Fact sheet 09-2018

Artificial intelligence and machine learning in healthcare

Increased use of information systems in health services and digitization of patient information generates large amounts of data. Data is stored in many systems in different formats. About 80 percent of health data are unstructured.

The data has a high potential in provision of healthcare services (primary use) as well as quality improvement, research, public health, management and planning (secondary use).

The combination of large amounts of varied data, increased computing power and better methods enables fast and automated production of machine-learning algorithms able to analyze complex data with accurate results.

Four types of machine learning

  • In supervised learning, the algorithms learn by comparing their own predictions with the sample data that a human “supervisor” (expert) has reviewed and provided correct answers/ labels.
  • For unsupervised learning, the goal is to find underlying structures or patterns in the data. The training data has not been reviewed beforehand by a human expert and, therefore, there are no correct answers.
  • Semi-supervised learning combines the use of a small amount of labeled data with larger amounts of unlabeled data.
  • Enhanced learning means that the algorithm is rewarded when it takes the right decision in a given situation.

Challenges in machine learning implementation

The algorithm becomes a “black box” when the process behind the results is too complex to understand.

Personal health information must be treated in a privacy-preserving manner. According to GDPR, data must be sufficient, relevant and limited to what is necessary to achieve the purpose for which the data is processed. Patients must be fully informed about the cause of data processing to be able to choose whether or not allow the use of their data in an algorithm.

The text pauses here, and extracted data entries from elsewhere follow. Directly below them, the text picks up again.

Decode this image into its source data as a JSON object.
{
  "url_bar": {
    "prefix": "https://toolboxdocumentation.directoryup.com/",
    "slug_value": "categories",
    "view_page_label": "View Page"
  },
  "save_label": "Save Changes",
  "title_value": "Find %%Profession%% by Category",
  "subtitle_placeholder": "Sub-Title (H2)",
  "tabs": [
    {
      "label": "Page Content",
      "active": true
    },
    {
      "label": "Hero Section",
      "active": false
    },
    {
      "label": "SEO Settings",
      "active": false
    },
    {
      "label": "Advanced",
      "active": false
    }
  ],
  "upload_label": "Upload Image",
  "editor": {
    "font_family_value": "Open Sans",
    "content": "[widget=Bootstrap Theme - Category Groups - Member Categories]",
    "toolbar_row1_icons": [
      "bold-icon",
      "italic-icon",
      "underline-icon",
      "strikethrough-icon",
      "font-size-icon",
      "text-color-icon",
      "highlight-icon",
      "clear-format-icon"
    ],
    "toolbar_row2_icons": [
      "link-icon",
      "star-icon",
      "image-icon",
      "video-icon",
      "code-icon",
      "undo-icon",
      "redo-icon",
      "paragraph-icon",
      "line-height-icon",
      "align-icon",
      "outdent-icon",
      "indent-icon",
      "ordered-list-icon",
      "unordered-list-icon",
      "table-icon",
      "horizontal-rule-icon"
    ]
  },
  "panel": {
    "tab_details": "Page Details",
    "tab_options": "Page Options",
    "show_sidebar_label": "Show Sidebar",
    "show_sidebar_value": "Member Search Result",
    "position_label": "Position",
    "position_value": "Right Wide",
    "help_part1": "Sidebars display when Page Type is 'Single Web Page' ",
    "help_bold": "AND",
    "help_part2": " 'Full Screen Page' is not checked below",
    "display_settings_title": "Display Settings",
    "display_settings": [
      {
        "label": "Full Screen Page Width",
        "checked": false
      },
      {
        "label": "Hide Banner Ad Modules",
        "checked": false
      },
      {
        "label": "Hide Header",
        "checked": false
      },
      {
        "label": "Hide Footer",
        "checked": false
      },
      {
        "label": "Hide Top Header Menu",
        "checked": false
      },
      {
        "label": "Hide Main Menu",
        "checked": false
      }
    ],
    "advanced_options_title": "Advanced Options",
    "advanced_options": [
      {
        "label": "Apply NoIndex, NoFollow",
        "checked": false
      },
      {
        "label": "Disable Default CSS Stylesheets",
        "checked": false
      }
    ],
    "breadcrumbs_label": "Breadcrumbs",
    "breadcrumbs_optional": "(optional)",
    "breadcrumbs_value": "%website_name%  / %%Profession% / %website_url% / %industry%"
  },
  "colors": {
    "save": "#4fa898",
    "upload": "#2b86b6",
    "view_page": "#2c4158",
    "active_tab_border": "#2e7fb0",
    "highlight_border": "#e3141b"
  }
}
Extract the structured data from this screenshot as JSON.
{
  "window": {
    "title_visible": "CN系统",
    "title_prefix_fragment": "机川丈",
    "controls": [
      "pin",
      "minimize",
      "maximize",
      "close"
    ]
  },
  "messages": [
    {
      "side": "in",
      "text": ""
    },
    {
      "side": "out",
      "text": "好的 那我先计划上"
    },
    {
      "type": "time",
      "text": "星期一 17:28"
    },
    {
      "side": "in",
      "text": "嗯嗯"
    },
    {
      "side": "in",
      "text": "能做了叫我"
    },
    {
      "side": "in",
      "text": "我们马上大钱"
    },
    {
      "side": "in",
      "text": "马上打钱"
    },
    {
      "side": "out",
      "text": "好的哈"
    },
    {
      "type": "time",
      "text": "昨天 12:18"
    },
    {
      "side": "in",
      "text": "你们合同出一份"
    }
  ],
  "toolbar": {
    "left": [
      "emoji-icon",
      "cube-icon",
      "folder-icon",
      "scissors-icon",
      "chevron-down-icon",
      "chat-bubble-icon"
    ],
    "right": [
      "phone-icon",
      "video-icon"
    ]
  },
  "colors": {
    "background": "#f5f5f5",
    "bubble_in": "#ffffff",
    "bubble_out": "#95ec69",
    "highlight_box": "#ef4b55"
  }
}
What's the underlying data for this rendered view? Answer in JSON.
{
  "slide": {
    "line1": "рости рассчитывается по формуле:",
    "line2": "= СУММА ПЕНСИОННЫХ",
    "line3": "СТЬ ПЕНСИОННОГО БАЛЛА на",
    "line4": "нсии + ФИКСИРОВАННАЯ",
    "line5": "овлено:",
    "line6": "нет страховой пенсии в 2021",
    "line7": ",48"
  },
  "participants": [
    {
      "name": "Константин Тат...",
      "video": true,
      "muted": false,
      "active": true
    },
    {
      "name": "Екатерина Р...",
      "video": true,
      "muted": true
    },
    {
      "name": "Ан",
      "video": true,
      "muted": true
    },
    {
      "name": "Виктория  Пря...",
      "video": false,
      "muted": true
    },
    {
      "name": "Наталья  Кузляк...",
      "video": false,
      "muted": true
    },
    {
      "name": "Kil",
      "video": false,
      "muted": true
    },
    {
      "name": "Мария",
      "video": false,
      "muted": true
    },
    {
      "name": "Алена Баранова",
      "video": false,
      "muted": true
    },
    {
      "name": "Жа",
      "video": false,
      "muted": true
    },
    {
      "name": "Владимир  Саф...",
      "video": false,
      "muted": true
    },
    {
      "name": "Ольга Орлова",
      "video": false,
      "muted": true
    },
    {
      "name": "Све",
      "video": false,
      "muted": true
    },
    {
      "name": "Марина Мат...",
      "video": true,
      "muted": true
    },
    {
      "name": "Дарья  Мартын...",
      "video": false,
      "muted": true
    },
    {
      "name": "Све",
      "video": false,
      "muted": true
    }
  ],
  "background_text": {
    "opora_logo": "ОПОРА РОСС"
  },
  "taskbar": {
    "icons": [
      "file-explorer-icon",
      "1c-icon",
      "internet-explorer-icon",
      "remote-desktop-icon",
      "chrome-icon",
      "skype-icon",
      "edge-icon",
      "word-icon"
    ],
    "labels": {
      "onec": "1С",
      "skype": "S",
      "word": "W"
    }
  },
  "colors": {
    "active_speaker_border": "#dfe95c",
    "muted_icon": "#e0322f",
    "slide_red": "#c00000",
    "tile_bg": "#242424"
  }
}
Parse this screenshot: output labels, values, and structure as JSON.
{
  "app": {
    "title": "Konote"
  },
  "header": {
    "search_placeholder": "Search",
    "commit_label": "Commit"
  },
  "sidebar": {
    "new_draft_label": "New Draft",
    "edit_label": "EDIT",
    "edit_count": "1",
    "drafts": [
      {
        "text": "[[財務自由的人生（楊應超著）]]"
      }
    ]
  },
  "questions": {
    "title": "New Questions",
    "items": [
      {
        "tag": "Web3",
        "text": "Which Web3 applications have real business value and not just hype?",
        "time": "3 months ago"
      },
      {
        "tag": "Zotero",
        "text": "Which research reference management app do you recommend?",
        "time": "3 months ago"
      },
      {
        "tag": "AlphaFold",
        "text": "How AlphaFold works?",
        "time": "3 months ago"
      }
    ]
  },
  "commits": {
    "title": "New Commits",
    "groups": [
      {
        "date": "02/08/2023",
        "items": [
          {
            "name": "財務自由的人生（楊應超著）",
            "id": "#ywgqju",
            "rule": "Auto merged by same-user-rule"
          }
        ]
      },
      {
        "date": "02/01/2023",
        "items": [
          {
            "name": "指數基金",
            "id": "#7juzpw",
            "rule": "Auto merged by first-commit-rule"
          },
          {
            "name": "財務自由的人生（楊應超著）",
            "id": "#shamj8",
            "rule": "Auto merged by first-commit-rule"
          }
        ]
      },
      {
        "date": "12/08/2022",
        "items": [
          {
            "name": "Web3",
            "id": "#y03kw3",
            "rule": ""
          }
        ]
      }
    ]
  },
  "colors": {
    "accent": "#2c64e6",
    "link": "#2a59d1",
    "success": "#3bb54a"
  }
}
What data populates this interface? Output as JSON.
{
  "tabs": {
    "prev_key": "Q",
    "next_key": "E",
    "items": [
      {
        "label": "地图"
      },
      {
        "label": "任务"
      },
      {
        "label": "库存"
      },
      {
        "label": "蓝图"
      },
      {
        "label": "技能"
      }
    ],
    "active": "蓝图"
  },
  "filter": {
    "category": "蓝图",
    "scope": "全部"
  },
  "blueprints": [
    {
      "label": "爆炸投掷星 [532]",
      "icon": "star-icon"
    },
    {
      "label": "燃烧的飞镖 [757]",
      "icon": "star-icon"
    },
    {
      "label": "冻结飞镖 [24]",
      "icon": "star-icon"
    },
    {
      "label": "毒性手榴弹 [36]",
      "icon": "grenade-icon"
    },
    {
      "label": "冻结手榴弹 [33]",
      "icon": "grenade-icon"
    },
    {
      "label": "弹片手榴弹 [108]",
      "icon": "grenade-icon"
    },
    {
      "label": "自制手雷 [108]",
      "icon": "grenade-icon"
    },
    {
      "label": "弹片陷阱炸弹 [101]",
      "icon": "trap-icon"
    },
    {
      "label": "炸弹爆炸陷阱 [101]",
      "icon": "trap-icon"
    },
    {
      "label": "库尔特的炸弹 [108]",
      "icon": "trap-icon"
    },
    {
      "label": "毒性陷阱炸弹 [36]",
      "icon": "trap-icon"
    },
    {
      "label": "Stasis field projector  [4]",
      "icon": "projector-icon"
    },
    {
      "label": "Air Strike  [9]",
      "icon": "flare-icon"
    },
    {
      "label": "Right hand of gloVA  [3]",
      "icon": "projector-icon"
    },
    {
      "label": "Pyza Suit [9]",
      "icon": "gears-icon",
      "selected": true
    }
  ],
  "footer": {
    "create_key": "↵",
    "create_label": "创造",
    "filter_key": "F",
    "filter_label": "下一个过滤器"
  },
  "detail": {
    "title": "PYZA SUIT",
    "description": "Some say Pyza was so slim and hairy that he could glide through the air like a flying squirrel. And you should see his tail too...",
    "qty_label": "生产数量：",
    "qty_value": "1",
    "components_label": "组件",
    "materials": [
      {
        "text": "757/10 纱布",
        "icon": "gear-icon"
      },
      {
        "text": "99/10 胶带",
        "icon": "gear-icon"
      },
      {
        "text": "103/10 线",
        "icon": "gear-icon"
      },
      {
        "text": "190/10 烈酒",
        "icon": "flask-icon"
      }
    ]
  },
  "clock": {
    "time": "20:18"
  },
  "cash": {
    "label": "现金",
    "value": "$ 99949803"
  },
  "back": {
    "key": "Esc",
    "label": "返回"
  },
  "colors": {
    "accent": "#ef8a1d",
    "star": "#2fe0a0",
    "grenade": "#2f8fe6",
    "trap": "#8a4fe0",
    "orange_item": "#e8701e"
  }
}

The algorithm can produce bad predictions. The common causes of this are overfitting and underfitting. In case of overfitting, the algorithm performs well on the training data, but underperforms on the new data because instead of finding a general pattern explaining the variation, it has found some random patterns in the training data. Underfitting means that the algorithm does not fully exploit the data provided for its training; this happens in case of choosing an insufficiently complex model. Overfitting and underfitting come together. If one decreases, the other one will increase. It is therefore important to find a balance between those - then the total prediction error is minimal.

What is needed for the successful implementation of machine learning?

Machine-learning systems differ from traditional software systems. Machine learning uses self-learning, continuously improving algorithms. Before implementation in real-world conditions, the system must be trained on local data. Each algorithm has its strengths and weaknesses, therefore, it is important to try several algorithms to find out which one works best on the current problem. The strategy for developing a machine-learning system for healthcare should involve mapping of clinical needs and technological capabilities to identify good cases for pilot projects. Pilots showing good results can then be scaled up.

Machine learning has been tested in many research projects with promising results. If machine learning is going to be used for clinical decision support, a ready-trained model and access to individual patient data is needed. This means that the system must be integrated with electronic health record (EHR) or other systems where data is stored. This can be done in several ways, either 1) by incorporating with the EHR system/ radiology system, 2) as a cloud service provided by a third party, or 3) as a service in a private cloud.

Where has machine learning the highest potential?

The use of machine learning can convert data to knowledge, which will lead to disruptions1 in at least three healthcare areas, with different time horizons:

  • Interpretation of medical images. This area is most developed. Many projects have proven their effectiveness, showing results as good or even better than medical specialists. In the next few years, the area will develop rapidly.
  • Prognostics. Algorithms for prognostics are not so developed. It will take about five years before this area becomes mature enough. Diagnostics. This is the most complicated of the areas. It will take about ten years before such solutions are ready for use in practice.

1A disruptive technology is a technology that can dramatically change the established structures and business models. If an algorithm takes over large parts of the radiologists’ job of analyzing medical images, this can be considered a disruption.